# Jiangdong 390 Won't Stay Running



## freestyleshoei (Jan 28, 2014)

Hi everyone. Thanks for allowing me to be a member here and post about some Chinese junk. This all started with a leaking carburetor which was a stuck float. After disassembling the carburetor and re-assembling it(stopped the fuel leak), I had to stuff the intake on the carburetor to get it started. It ran fine the first time until I shut it off. Upon the second starting of it, I had to do the same thing only this time it ran for about 1 minute, started choking down and eventually shut off. Now it only starts and runs for seconds and doesn't ever get to full load. There is a hissing out of the exhaust that wasn't there before. It is a 13hp jiangdong engine on a generator that my aunts bought and it has set up for some time. It ran fine before I tore the carb apart other than it leaking. The carb has some sort of electrical plug screwed in the bottom of it. From what I have found out, it is called an internal vent carburetor. Also, it blows pressure out of the carb after it shuts off. My aunts are convinced by someone who told them that it wouldn't run without oil due to a oil safety switch so they have filled it til it is pouring out of the dipstick. Any help would be greatly appreciated. Thanks


----------



## Sir Thomas (Dec 7, 2013)

freestyleshoei said:


> Hi everyone. Thanks for allowing me to be a member here and post about some Chinese junk.
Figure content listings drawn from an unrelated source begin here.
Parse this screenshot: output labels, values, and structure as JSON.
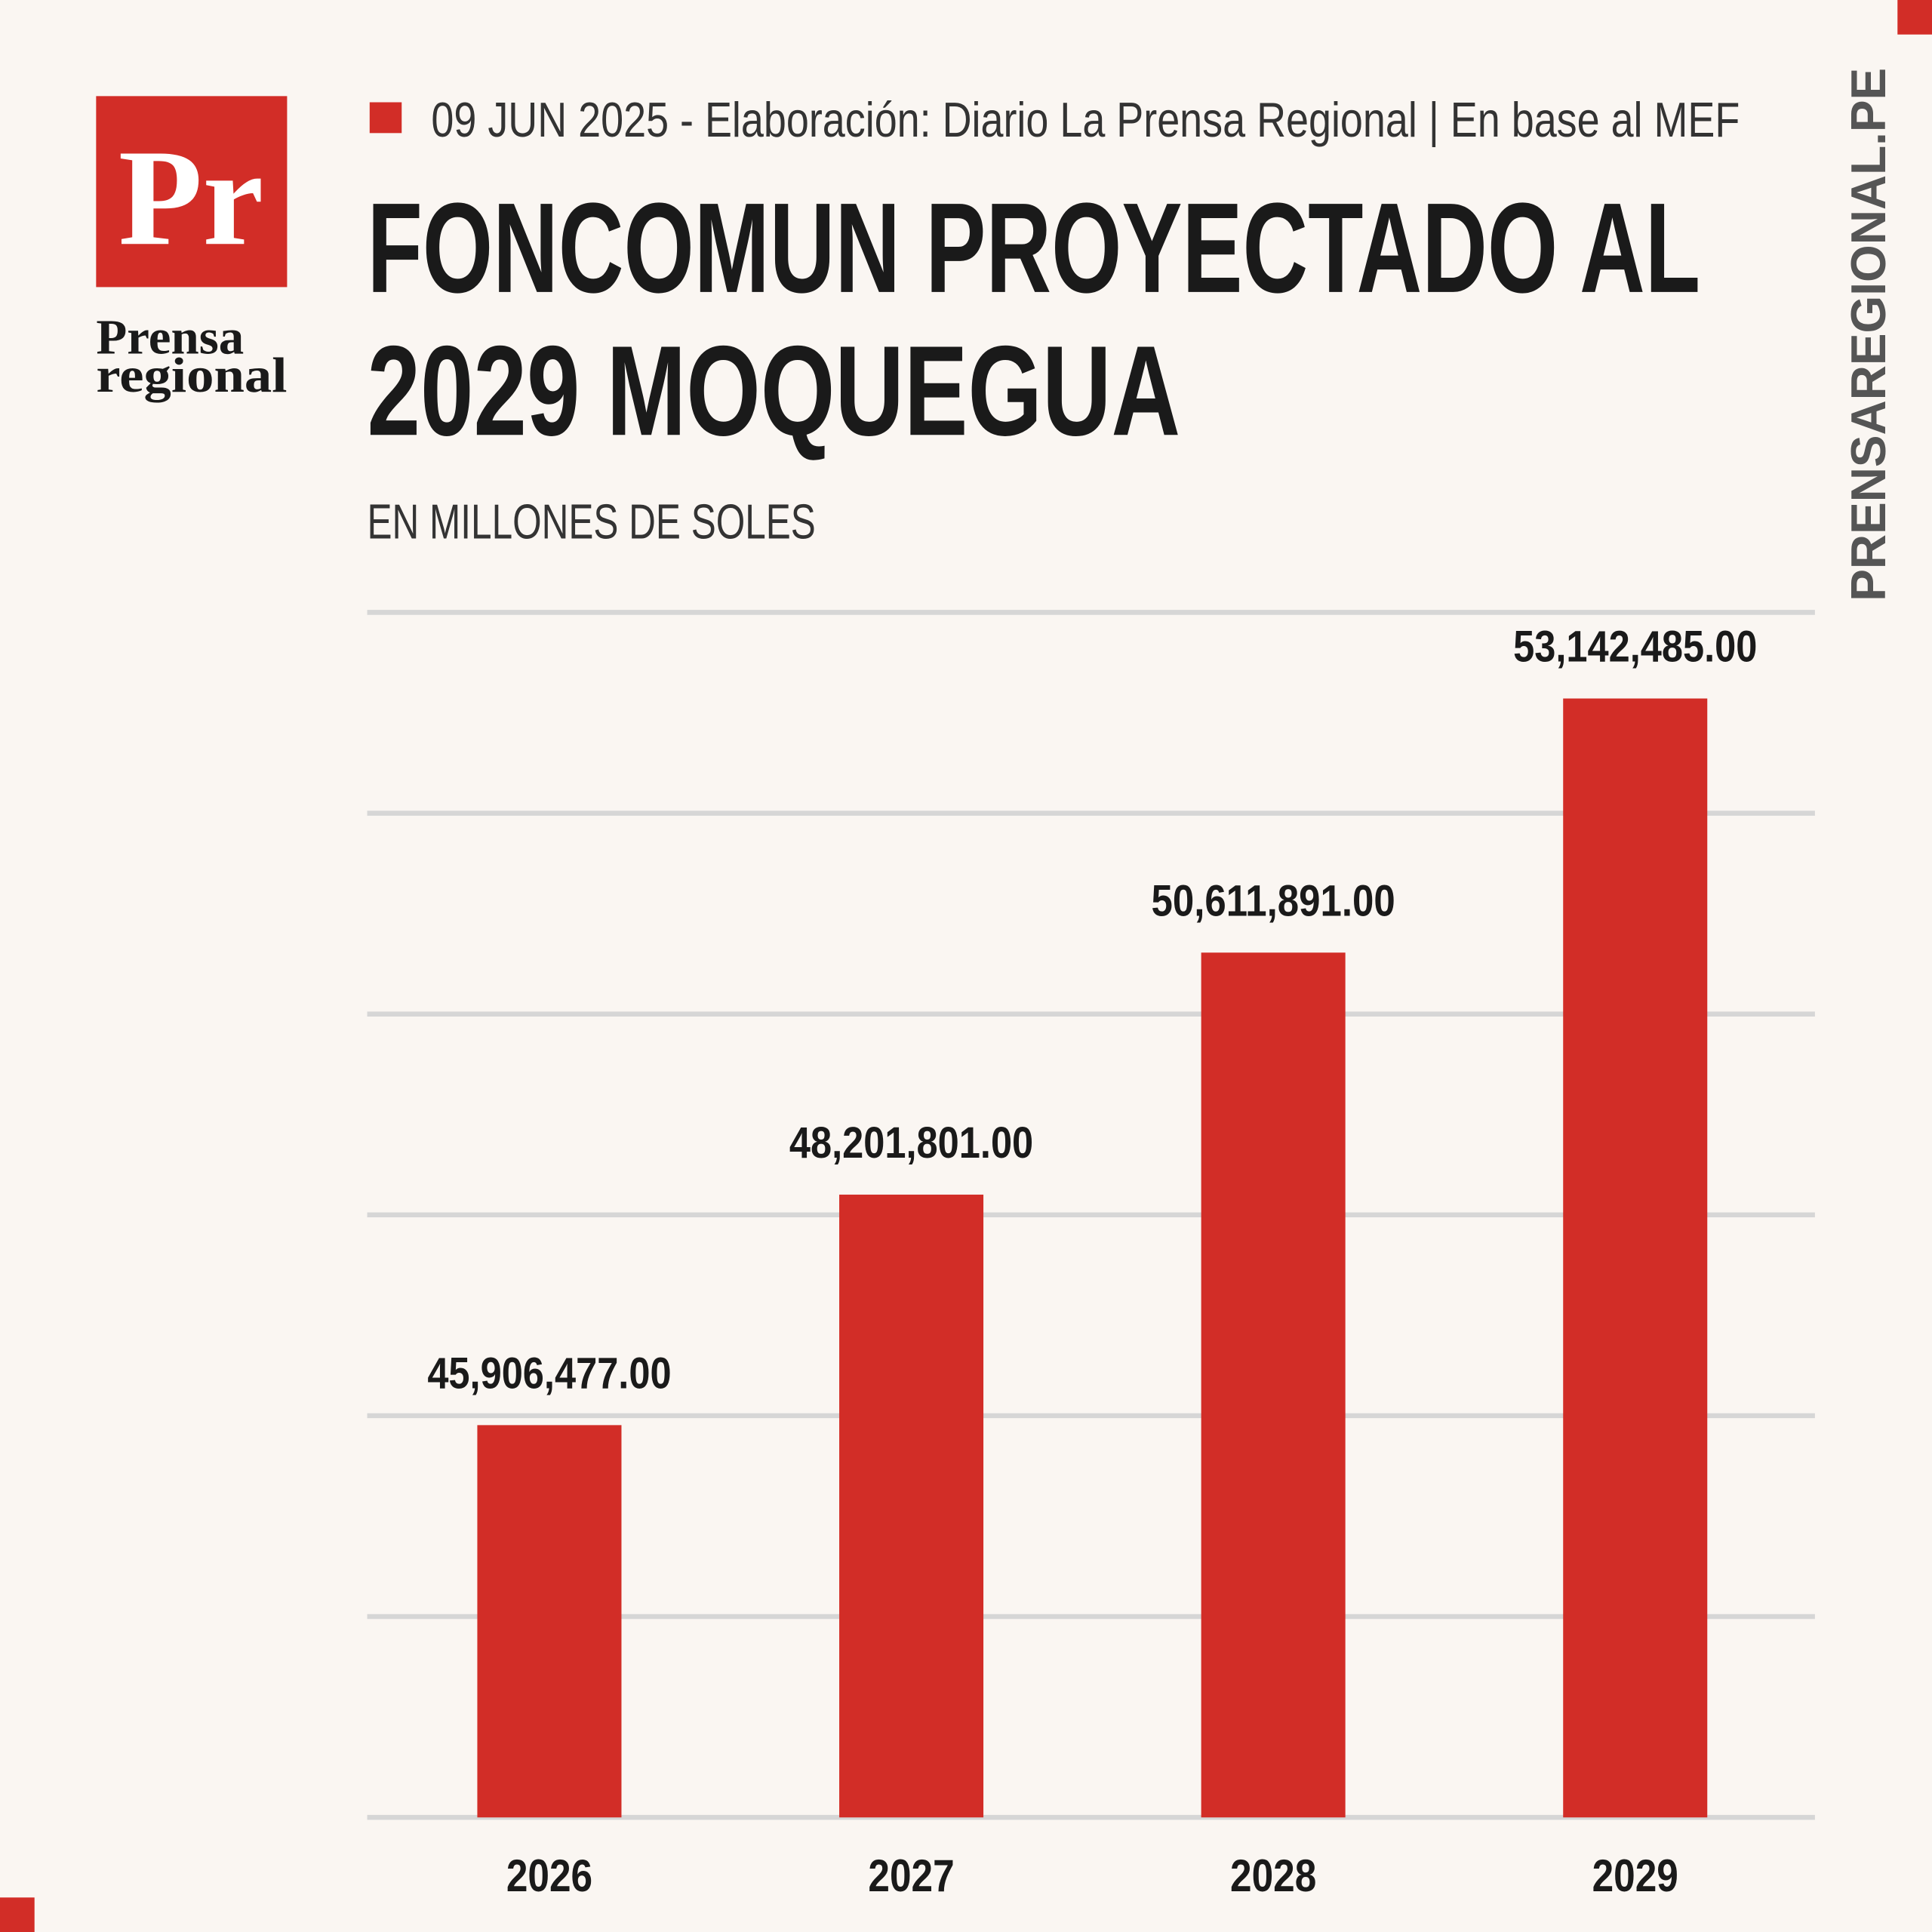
{
  "header": {
    "logo_mark": "Pr",
    "logo_word_1": "Prensa",
    "logo_word_2": "regional",
    "byline": "09 JUN 2025 -  Elaboración: Diario La Prensa Regional | En base al MEF",
    "side_text": "PRENSAREGIONAL.PE"
  },
  "chart_data": {
    "type": "bar",
    "title": [
      "FONCOMUN PROYECTADO AL",
      "2029 MOQUEGUA"
    ],
    "subtitle": "EN MILLONES DE SOLES",
    "categories": [
      "2026",
      "2027",
      "2028",
      "2029"
    ],
    "values": [
      45906477,
      48201801,
      50611891,
      53142485
    ],
    "value_labels": [
      "45,906,477.00",
      "48,201,801.00",
      "50,611,891.00",
      "53,142,485.00"
    ],
    "color": "#d22d27",
    "ylim": [
      42000000,
      54000000
    ],
    "yticks": [
      42000000,
      44000000,
      46000000,
      48000000,
      50000000,
      52000000,
      54000000
    ],
    "grid": true
  }
}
This all started with a leaking carburetor which was a stuck float. After disassembling the carburetor and re-assembling it(stopped the fuel leak), I had to stuff the intake on the carburetor to get it started. It ran fine the first time until I shut it off. Upon the second starting of it, I had to do the same thing only this time it ran for about 1 minute, started choking down and eventually shut off. Now it only starts and runs for seconds and doesn't ever get to full load. There is a hissing out of the exhaust that wasn't there before. It is a 13hp jiangdong engine on a generator that my aunts bought and it has set up for some time. It ran fine before I tore the carb apart other than it leaking. The carb has some sort of electrical plug screwed in the bottom of it. From what I have found out, it is called an internal vent carburetor. Also, it blows pressure out of the carb after it shuts off. My aunts are convinced by someone who told them that it wouldn't run without oil due to a oil safety switch so they have filled it til it is pouring out of the dipstick. Any help would be greatly appreciated. Thanks



Is there a yellow wire running off that electric plug? Try disconnecting it. If it runs the oil sensor is defective.


----------



## freestyleshoei (Jan 28, 2014)

Unplugged it and it still runs the same. Runs at about 1/4 of full load, shuts off, and exhaust hisses and it decompresses out of both exhaust and carb. Thanks SirThomas for responding


----------



## 30yearTech (Sep 14, 2006)

freestyleshoei said:


> My aunts are convinced by someone who told them that it wouldn't run without oil due to a oil safety switch so they have filled it til it is pouring out of the dipstick. Any help would be greatly appreciated. Thanks


Have you drained the oil down to the proper level in the engine?


----------



## freestyleshoei (Jan 28, 2014)

yes i have. What causes an engine to blow off pressure out of the carb?


----------



## freestyleshoei (Jan 28, 2014)

I started it yesterday and it works fine now. I am guessing the fuel had water in it and it froze that valve on bottom of carb and when it thawed, it began to work? ? ?


----------